Should we introduce technically necessary cookies in the future (e.g., for new features), we will:

Update this privacy policy
Only use cookies that are technically necessary
Inform visitors appropriately

Your Browser Settings

You can configure your browser to reject all cookies if desired. Since our website does not currently use cookies, this will not affect your ability to use our website.

7. External Links

Our website may contain links to external websites, including:

Social media profiles (LinkedIn, Twitter, etc.)
Partner websites
Press articles
Industry resources
Our product website (pi-automate.com)

Important: We have no influence on the content and data processing practices of external websites. When you click on an external link, you leave our website, and the privacy policy of the respective external site applies.

We are not responsible for:

The privacy practices of external websites
The content of external websites
The security of external websites
Data processing by external websites

Recommendation: Review the privacy policies of external websites you visit through our links.

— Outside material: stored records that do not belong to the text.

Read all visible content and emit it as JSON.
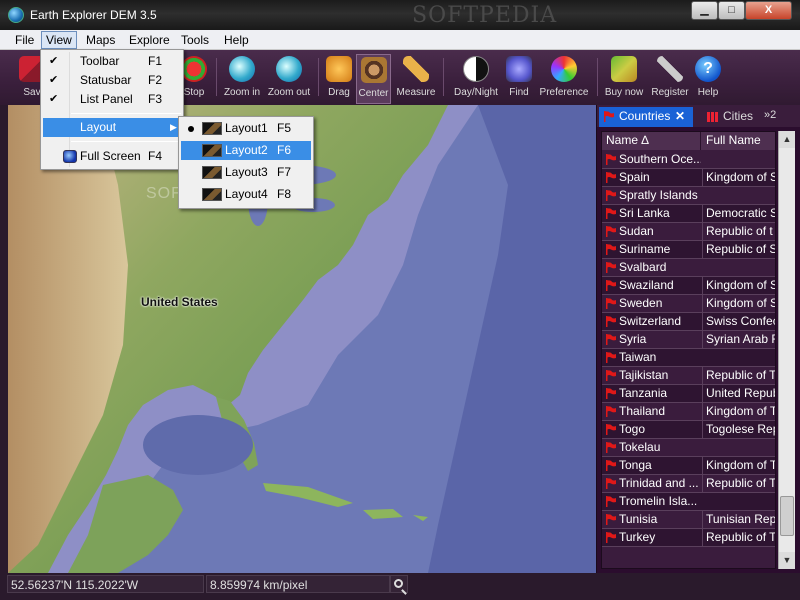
{
  "window": {
    "title": "Earth Explorer DEM 3.5",
    "watermark": "SOFTPEDIA",
    "min_label": "▁",
    "max_label": "□",
    "close_label": "X"
  },
  "menubar": {
    "items": [
      "File",
      "View",
      "Maps",
      "Explore",
      "Tools",
      "Help"
    ]
  },
  "toolbar": {
    "buttons": [
      {
        "label": "Sav",
        "icon": "save-icon"
      },
      {
        "label": "Stop",
        "icon": "stop-icon"
      },
      {
        "label": "Zoom in",
        "icon": "zoom-in-icon"
      },
      {
        "label": "Zoom out",
        "icon": "zoom-out-icon"
      },
      {
        "label": "Drag",
        "icon": "drag-hand-icon"
      },
      {
        "label": "Center",
        "icon": "center-icon"
      },
      {
        "label": "Measure",
        "icon": "ruler-icon"
      },
      {
        "label": "Day/Night",
        "icon": "day-night-icon"
      },
      {
        "label": "Find",
        "icon": "find-icon"
      },
      {
        "label": "Preference",
        "icon": "preference-icon"
      },
      {
        "label": "Buy now",
        "icon": "buy-icon"
      },
      {
        "label": "Register",
        "icon": "key-icon"
      },
      {
        "label": "Help",
        "icon": "help-icon"
      }
    ]
  },
  "view_menu": {
    "items": [
      {
        "label": "Toolbar",
        "key": "F1",
        "checked": true
      },
      {
        "label": "Statusbar",
        "key": "F2",
        "checked": true
      },
      {
        "label": "List Panel",
        "key": "F3",
        "checked": true
      },
      {
        "label": "Layout",
        "key": "",
        "submenu": true
      },
      {
        "label": "Full Screen",
        "key": "F4"
      }
    ]
  },
  "layout_menu": {
    "items": [
      {
        "label": "Layout1",
        "key": "F5",
        "selected": true
      },
      {
        "label": "Layout2",
        "key": "F6",
        "highlighted": true
      },
      {
        "label": "Layout3",
        "key": "F7"
      },
      {
        "label": "Layout4",
        "key": "F8"
      }
    ]
  },
  "map": {
    "label": "United States",
    "watermark": "SOFTPEDIA"
  },
  "panel": {
    "tabs": {
      "countries": "Countries",
      "cities": "Cities",
      "more": "»2"
    },
    "columns": {
      "name": "Name ∆",
      "full": "Full Name"
    },
    "rows": [
      {
        "name": "Southern Oce...",
        "full": ""
      },
      {
        "name": "Spain",
        "full": "Kingdom of S"
      },
      {
        "name": "Spratly Islands",
        "full": ""
      },
      {
        "name": "Sri Lanka",
        "full": "Democratic S"
      },
      {
        "name": "Sudan",
        "full": "Republic of t"
      },
      {
        "name": "Suriname",
        "full": "Republic of S"
      },
      {
        "name": "Svalbard",
        "full": ""
      },
      {
        "name": "Swaziland",
        "full": "Kingdom of S"
      },
      {
        "name": "Sweden",
        "full": "Kingdom of S"
      },
      {
        "name": "Switzerland",
        "full": "Swiss Confec"
      },
      {
        "name": "Syria",
        "full": "Syrian Arab R"
      },
      {
        "name": "Taiwan",
        "full": ""
      },
      {
        "name": "Tajikistan",
        "full": "Republic of T"
      },
      {
        "name": "Tanzania",
        "full": "United Repub"
      },
      {
        "name": "Thailand",
        "full": "Kingdom of T"
      },
      {
        "name": "Togo",
        "full": "Togolese Rep"
      },
      {
        "name": "Tokelau",
        "full": ""
      },
      {
        "name": "Tonga",
        "full": "Kingdom of T"
      },
      {
        "name": "Trinidad and ...",
        "full": "Republic of T"
      },
      {
        "name": "Tromelin Isla...",
        "full": ""
      },
      {
        "name": "Tunisia",
        "full": "Tunisian Rep"
      },
      {
        "name": "Turkey",
        "full": "Republic of T"
      }
    ]
  },
  "statusbar": {
    "coordinates": "52.56237'N  115.2022'W",
    "scale": "8.859974 km/pixel"
  },
  "colors": {
    "flag": "#e01818",
    "ocean": "#6d79b6",
    "panel_bg": "#2b0d2e",
    "accent": "#3a8ee6"
  }
}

Product Website: For pi-automate.com, our separate product privacy policy applies: https://pi-automate.com/privacy

8. Your Rights as a Data Subject

Under the GDPR, you have the following rights:

8.1 Right of Access (Art. 15 GDPR)

You have the right to obtain information about the data we store about you. This includes in particular:

The processing purposes
The categories of personal data
The recipients or categories of recipients
The planned storage duration
The existence of a right to rectification, deletion, restriction, or objection
The existence of a right to complain
The origin of the data if it was not collected from us

8.2 Right to Rectification (Art. 16 GDPR)

You have the right to request the correction of incorrect or the completion of incomplete data.

8.3 Right to Erasure (Art. 17 GDPR)

You have the right to request the deletion of your personal data if:

The data is no longer necessary for the purposes for which it was collected
You have withdrawn your consent and there is no other legal basis
You have objected to the processing and there are no overriding legitimate grounds
The data was processed unlawfully
Deletion is necessary to fulfill a legal obligation

Deletion may be refused if statutory retention obligations (e.g., HGB, AO: typically 6-10 years for business records) exist.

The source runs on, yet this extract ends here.